Stéphane Gas déplore une décision « incompréhensible quoique tristement prévisible », contre laquelle il a « immédiatement formé un pourvoi en cassation ». L’avocat regrette que « comme souvent, les graves blessures d’un jeune et ses déclarations constantes » soient « balayées par des déclarations invraisemblables d’un agent de police » et maintient que son client « a bien été victime de violences ». Il ajoute que « Gabriel ne s’est jamais remis de ces événements.
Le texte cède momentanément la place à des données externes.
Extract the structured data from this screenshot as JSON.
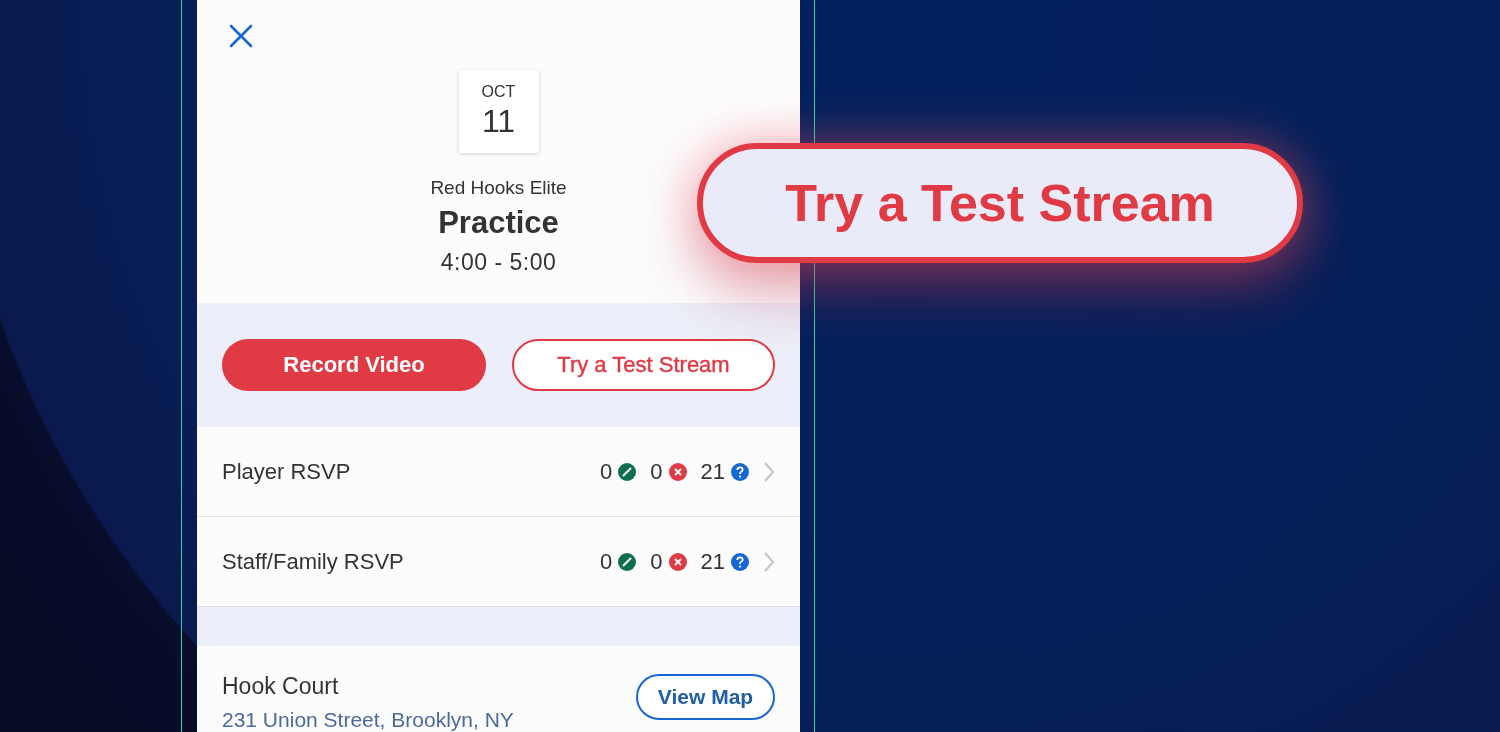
{
  "event": {
    "month": "OCT",
    "day": "11",
    "team": "Red Hooks Elite",
    "title": "Practice",
    "time": "4:00 - 5:00"
  },
  "actions": [
    {
      "label": "Record Video",
      "kind": "primary"
    },
    {
      "label": "Try a Test Stream",
      "kind": "outline"
    }
  ],
  "rsvp_rows": [
    {
      "label": "Player RSVP",
      "counts": [
        {
          "kind": "yes",
          "value": "0"
        },
        {
          "kind": "no",
          "value": "0"
        },
        {
          "kind": "unknown",
          "value": "21"
        }
      ]
    },
    {
      "label": "Staff/Family RSVP",
      "counts": [
        {
          "kind": "yes",
          "value": "0"
        },
        {
          "kind": "no",
          "value": "0"
        },
        {
          "kind": "unknown",
          "value": "21"
        }
      ]
    }
  ],
  "location": {
    "name": "Hook Court",
    "address": "231 Union Street, Brooklyn, NY",
    "button": "View Map"
  },
  "callout": {
    "label": "Try a Test Stream"
  }
}
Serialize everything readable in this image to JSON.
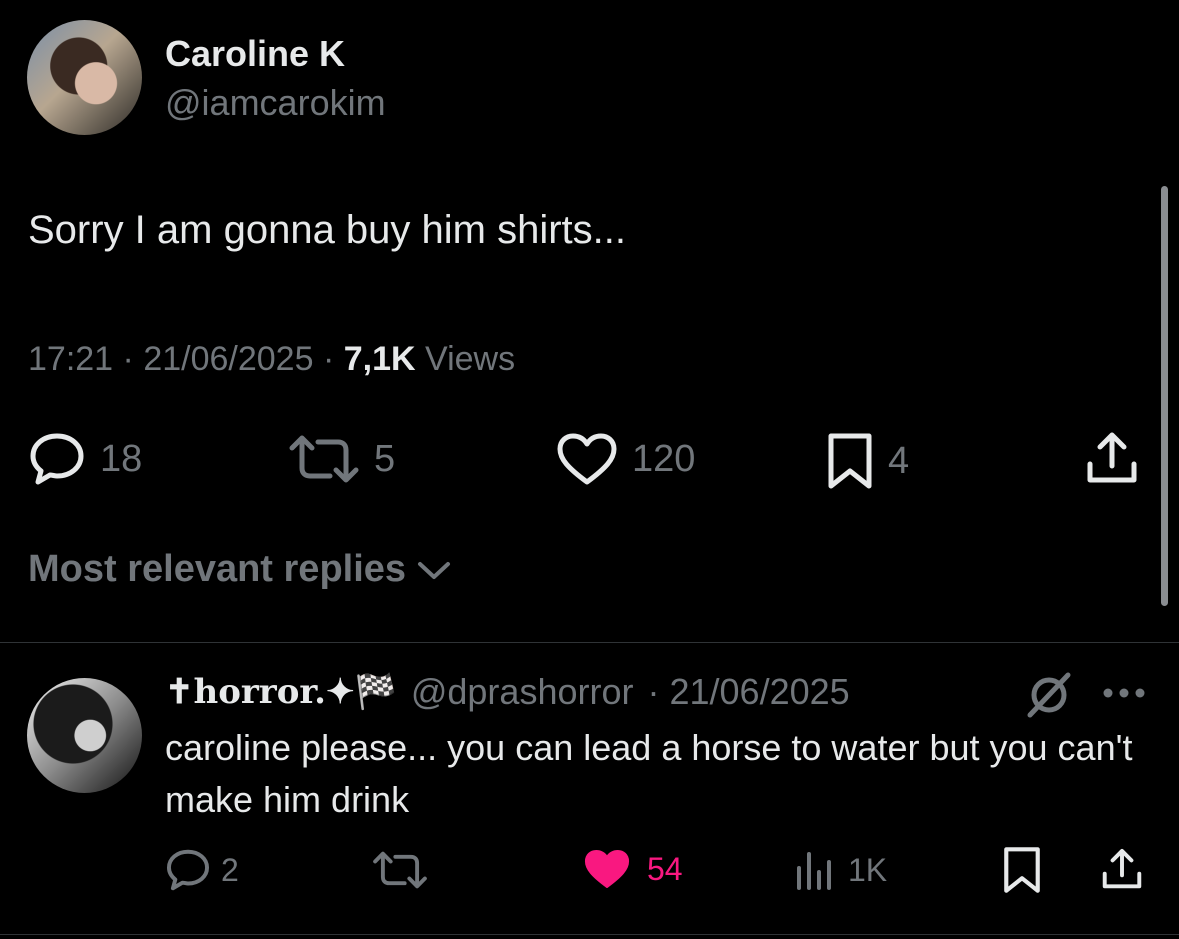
{
  "tweet": {
    "author": {
      "display_name": "Caroline K",
      "handle": "@iamcarokim"
    },
    "text": "Sorry I am gonna buy him shirts...",
    "time": "17:21",
    "date": "21/06/2025",
    "views_count": "7,1K",
    "views_label": "Views",
    "separator": "·",
    "stats": {
      "replies": "18",
      "reposts": "5",
      "likes": "120",
      "bookmarks": "4"
    }
  },
  "replies_sort": {
    "label": "Most relevant replies"
  },
  "reply": {
    "author": {
      "display_name": "✝horror.✦🏁",
      "handle": "@dprashorror"
    },
    "date": "· 21/06/2025",
    "text": "caroline please... you can lead a horse to water but you can't make him drink",
    "stats": {
      "replies": "2",
      "likes": "54",
      "views": "1K"
    },
    "liked": true
  },
  "colors": {
    "background": "#000000",
    "text": "#e7e9ea",
    "muted": "#71767b",
    "like": "#f91880"
  }
}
Il est difficile de lui dire d’avoir confiance dans notre police lorsque la justice couvre des comportements aussi injustifiables ».

En parallèle de l’enquête judiciaire, l’enquête administrative a retenu des « manquements professionnels » et des « comportements contraires à la déontologie » de la part de deux policiers. Elle estime d’une part que Benoît D. a « manqué de maîtrise » dans ses gestes, ce qui l’a conduit à « blesser involontairement mais grièvement » l’adolescent, d’autre part que ce policier et l’un de ses collègues n’ont pas été suffisamment réactifs pour lui prodiguer les premiers soins et appeler les secours. À ce stade, aucune sanction administrative n’a été prononcée.

Le Défenseur des droits, qui s’était également saisi de l’affaire, indique que le dossier est toujours en cours d’instruction par ses services.